The wealth services network is confident it is “uniquely placed” to take advantage of the consolidation in the wealth industry.
In its first quarter update for the 2023–24 financial year, Count Limited has taken a bullish stance on its outlook, with chief executive Hugh Humphrey pointing to acquisitions and adviser growth as pillars of its roadmap moving forward.
“Count is uniquely placed to take advantage of consolidation in the accounting and wealth sectors. We have identified ourselves as the clear leader in the profession,” Mr Humphrey said.
The firm noted that with 379 advisers under its umbrella as at 30 June 2023, it has bucked the industry-wide trend of losses. This represents a growth of 36 per cent compared with FY2022, with much of the growth coming through the acquisitions made in FY23.
Mr Humphrey also noted that the business is well positioned for ongoing growth as a result of client demand for integrated wealth and accounting services, while also pointing to a number of recent acquisitions as avenues for increased earnings.
“We continue to deliver on our growth agenda through acquisitions and can see significant opportunities ahead in our growth pipeline. We have already made strong headway into our FY24 growth targets with four quality acquisitions already this financial year,” said Mr Humphrey.
Count chairman, Ray Kellerman, added that the business has “continued to execute” on its growth agenda, with its network of firms increasing by 42 per cent to 193 from 136 firms.
“Across the Count group, we now represent a strong community of 379 financial advisers and 563 accountants in equity firms with $16.8 billion of funds under advice,” Mr Kellerman said.
He added: “It is our intention to continue to identify acquisition opportunities that enable us to leverage the broader Count network of clients, businesses, and services provided. Our pipeline of opportunities continues to be strong and we will continue to look to grow where there is strong strategic fit, earnings accretion, and shareholder value.”
The most recent acquisitions include the Canberra accounting, tax, bookkeeping and advisory services firm Allan Watt Accounting (AWA) in early November and Victorian advice firm Vista Financial Group in October.
Diverger acquisition still a focus
Mr Humphrey added that Count is “making progress towards completing the acquisition of Diverger”, which he said is a complementary business to Count and “aligned with our strategic pillars”.
“We expect the transaction to complete at the end of February 2024, unlocking benefits for all stakeholders and adding significant scale to our wealth and services businesses,” he said.
The Diverger acquisition was first announced in September, with Count noting it would acquire 100 per cent of the issued shares in Diverger by way of a scheme of arrangement that values Diverger at $45.3 million.
“This is an exciting transaction that continues the disciplined execution of our growth strategy, bringing tangible benefits to Count and Diverger shareholders, our member firms, and their clients. Count and Diverger both have a deep heritage in accounting and financial advice, with complementary strengths that will position us as an industry leader,” Mr Humphrey noted at the time.
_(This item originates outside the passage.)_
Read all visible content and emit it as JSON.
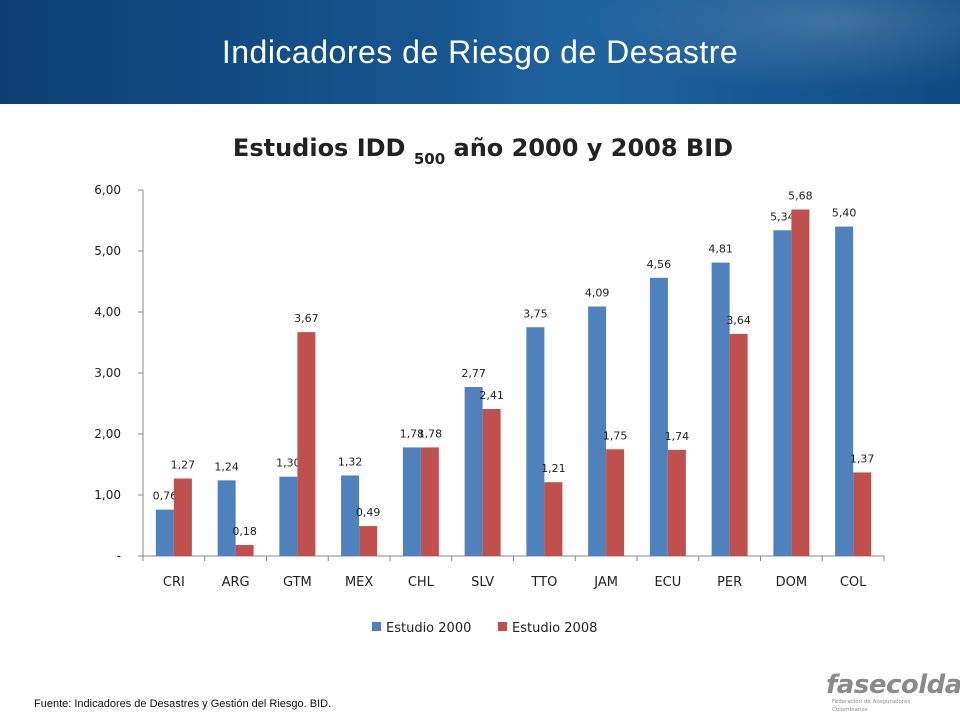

Diverger’s major shareholder, HUB24, issued a statement of support for the transaction, noting it will vote in favour of the scheme in the absence of a superior proposal.
The deal was dealt a blow soon after it was announced when DMX Asset Management – a holder of a 5.2 per cent stake in Diverger – publicly rejected the deal, which it said “substantially” undervalues the firm.
In an October statement to the ASX in response to media reports that a second bidder had emerged, Diverger confirmed that COG Financial Services had made a non-binding indicative offer to acquire the business.
“Diverger confirms it has received a non-binding indicative proposal from COG subject to a number of conditions,” Diverger said.
It added that the board does not consider the COG proposal to be a “superior proposal” than the September offer made by Count.
On the Count side, Mr Humphrey said he remains confident that the deal will go through.
“We remain focused on closing out the transaction and Count is on track in progressing with the various documentation and procedural requirements,” he said.
“We believe that the combined business of Diverger and Count will deliver a strong outcome for shareholders and are confident that the combined businesses will unlock meaningful synergies, create economies of scale, and deliver potential growth opportunities.”
Count also announced a 31.7 per cent increase in earnings before interest, tax and amortisation (EBITA) for the first quarter of the 2023–24 financial year over the prior corresponding period in FY23, improving to $5.4 million from $4.1 million in Q1FY23.
Mr Humphrey said the results reflected the business’ disciplined execution of its strategic plan.
“We are pleased to see that the momentum we had built in FY23 has carried through and delivered a strong start to FY24,” he said.
“We are particularly encouraged by the performance of our accounting segment where production has stabilised, after a period of disruption due to industry-wide resourcing challenges.”
He added: “In summary, we have delivered a transformative set of results for FY23. We have announced our strategic pillars and continue to deliver against our growth ambitions and vision.”